Феанор был бледен, как снежные вершины Таникветиль. Саурон, смолкнув, ощутил в себе скорбь. Радости от намечающейся войны с соратниками своими Повелитель Колец не чувствовал. Лишь горечь и боль приносило ему осознание конца той крепкой и жаркой дружбы, что связывала Майа и детей Мелькора. Саурону захотелось улыбнуться. Шальная мысль яркой молнией осветила его сознание. Ведь это именно он, Майа по имени Майрон, прозвал воинов Ангбанда пелорийской тройкой. В честь того яркого белого света, по чистоте своей сравнимого лишь с белизной ледяных шапок гор Пелори в Амане, что горел в глазах наследников Моргота.

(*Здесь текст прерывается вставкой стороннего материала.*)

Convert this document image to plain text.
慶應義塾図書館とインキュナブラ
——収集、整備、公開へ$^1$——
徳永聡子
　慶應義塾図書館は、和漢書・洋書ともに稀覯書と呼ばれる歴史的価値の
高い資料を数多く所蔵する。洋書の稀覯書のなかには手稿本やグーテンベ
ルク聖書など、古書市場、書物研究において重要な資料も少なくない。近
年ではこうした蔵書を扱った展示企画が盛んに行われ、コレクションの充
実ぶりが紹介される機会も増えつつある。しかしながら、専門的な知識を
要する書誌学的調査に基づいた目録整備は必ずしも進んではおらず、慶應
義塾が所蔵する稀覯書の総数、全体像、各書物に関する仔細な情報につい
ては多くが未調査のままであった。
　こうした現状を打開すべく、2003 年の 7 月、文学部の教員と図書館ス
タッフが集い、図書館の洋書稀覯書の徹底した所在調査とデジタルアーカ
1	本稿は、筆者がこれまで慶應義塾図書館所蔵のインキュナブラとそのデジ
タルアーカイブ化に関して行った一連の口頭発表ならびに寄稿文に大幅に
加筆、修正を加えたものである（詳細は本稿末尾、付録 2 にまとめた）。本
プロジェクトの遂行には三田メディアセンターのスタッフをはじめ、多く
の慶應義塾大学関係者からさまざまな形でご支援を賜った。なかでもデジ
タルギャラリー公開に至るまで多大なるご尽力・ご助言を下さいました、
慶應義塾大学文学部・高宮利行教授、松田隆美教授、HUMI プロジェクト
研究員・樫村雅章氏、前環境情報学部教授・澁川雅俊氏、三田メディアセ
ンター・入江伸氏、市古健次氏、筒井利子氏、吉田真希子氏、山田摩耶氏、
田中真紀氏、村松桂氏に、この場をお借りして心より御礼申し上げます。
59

— Нужно рассказать обо всем… — сорвавшиеся с губ эльфа слова отдавали запахом паники. Развернувшись, призрак Феанора решил было уйти. Теперь уже действительно напуганный и серьезный, кузнец явно намеревался поведать об узнанном хозяевам Валинора. Не по планам действие.
Саурон взмахнул рукой. Темная магия, подкрепленная возрастающей силой, день ото дня крепнущей, охватила призрак нолдо невидимыми путами. Замерший, Феанор недоуменно воззрился на Майа. Чувствуя свое превосходство, Саурон подошел ближе к эльфу, погубленному некогда своими собственными страстями.
— Никому ты ничего не скажешь, Великий Умелец, — слова на квенья мягко срывались с губ Саурона. Не пытаясь напугать призрака, Повелитель Колец лишь хотел успокоить слабое создание Эру. — Я воззвал к тебе и в чертогах Намо ты услышал мой голос. Но разве заметил твое исчезновение Вала Мандос? Нет, не заметил. А почему?
Эльф молчал. Тени догадок скользили по его лицу. Феанор не страшился Майа, но страх его происходил из услышанных в тенях Дол Гулдура слов. Саурон такой страх одобрял. Редко непосвященным давалась возможность познать тайное. А тут секрет такого масштаба, хранимый еще со времен существования Белерианда.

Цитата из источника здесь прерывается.